Dr. King said these words to a group of strikers in Memphis, just three short weeks before his death:

"Now our struggle is for genuine equality, which means economic equality. For we know now that it isn't enough to integrate lunch counters. What does it profit a man to be able to eat at an integrated lunch counter if he doesn't have enough money to buy a hamburger?"

According to the Bureau of Labor Statistics, more than 10 million Americans qualify as the "working poor." That means they spent at least half the year in the labor force yet still live below the poverty line. That includes 4 percent of all full-time workers. Black and brown Americans were more than twice as likely as white Americans to be among the working poor.

More than seven million children live in homes whose income would increase if we raised the minimum wage.

Dr. King would be 84 years old and a grandfather today had he not died in the cause of justice. He know that fighting for that cause wouldn't be easy. He also said this on that day in 1968:

"If we are going to get equality, if we are going to get adequate wages, we are going to have to struggle for it."

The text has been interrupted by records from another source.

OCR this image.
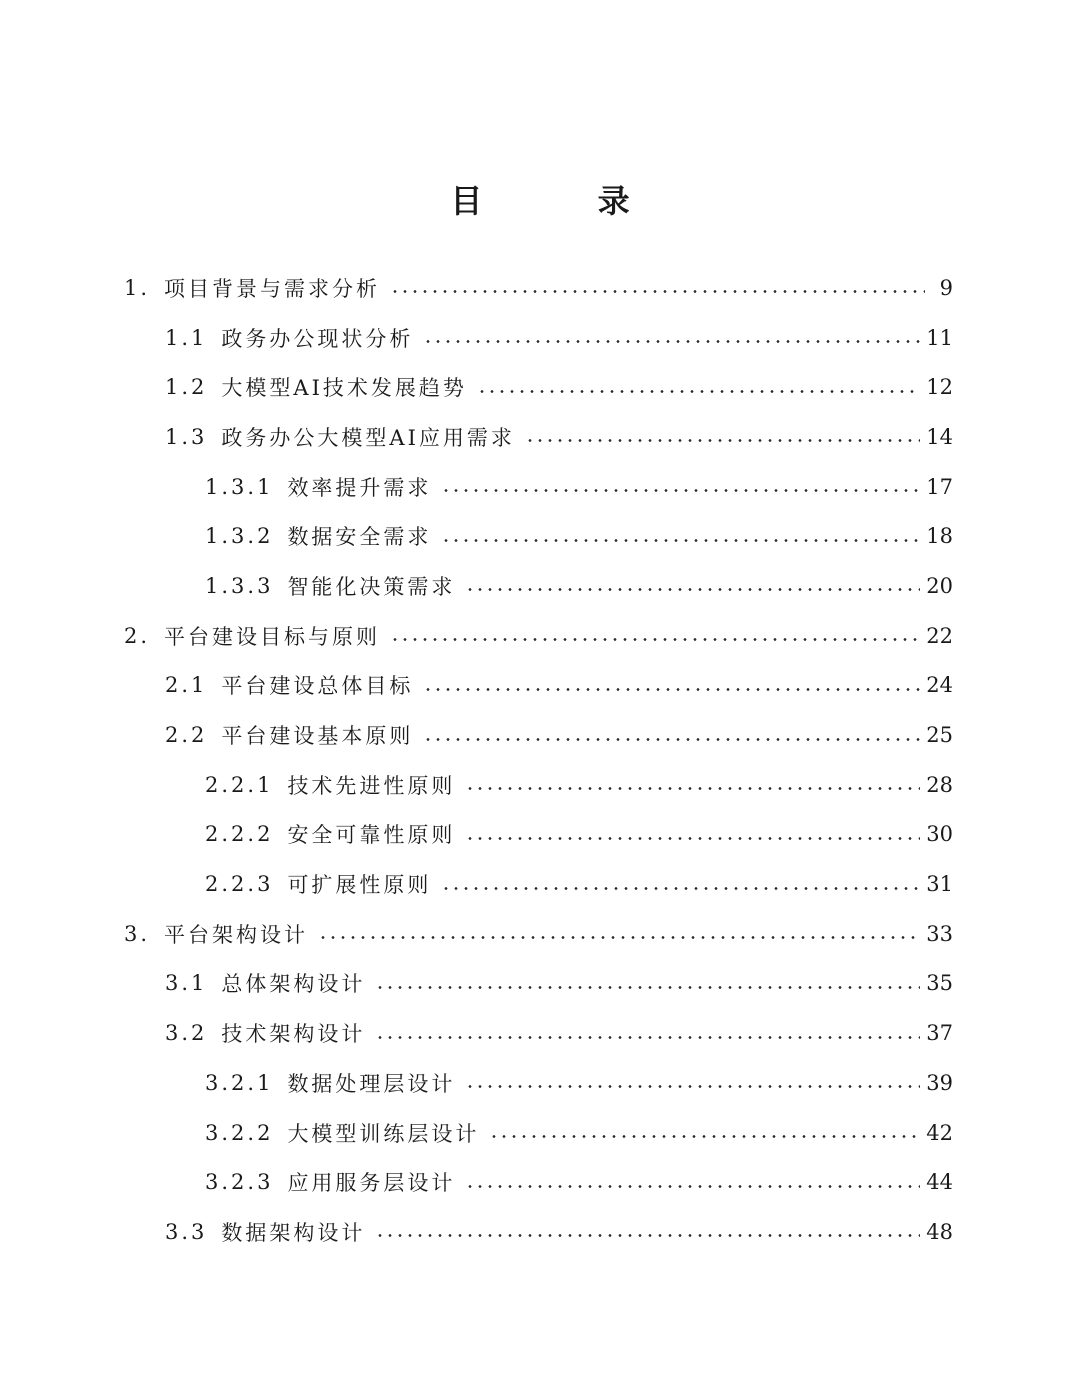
目 录
1. 项目背景与需求分析	9
1.1 政务办公现状分析	11
1.2 大模型AI技术发展趋势	12
1.3 政务办公大模型AI应用需求	14
1.3.1 效率提升需求	17
1.3.2 数据安全需求	18
1.3.3 智能化决策需求	20
2. 平台建设目标与原则	22
2.1 平台建设总体目标	24
2.2 平台建设基本原则	25
2.2.1 技术先进性原则	28
2.2.2 安全可靠性原则	30
2.2.3 可扩展性原则	31
3. 平台架构设计	33
3.1 总体架构设计	35
3.2 技术架构设计	37
3.2.1 数据处理层设计	39
3.2.2 大模型训练层设计	42
3.2.3 应用服务层设计	44
3.3 数据架构设计	48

Will we be remembering something called "the March on Washington" this week, or will we more accurately recall "the March on Washington for Jobs and Freedom"? Are we going to remember Dr. King's sacrifice with platitudes or action?

We can satiate ourselves with fine thoughts and high-minded speeches, or we can commit ourselves to continuing the struggle which inspired the 1963 March -- a struggle for which some gave their lives.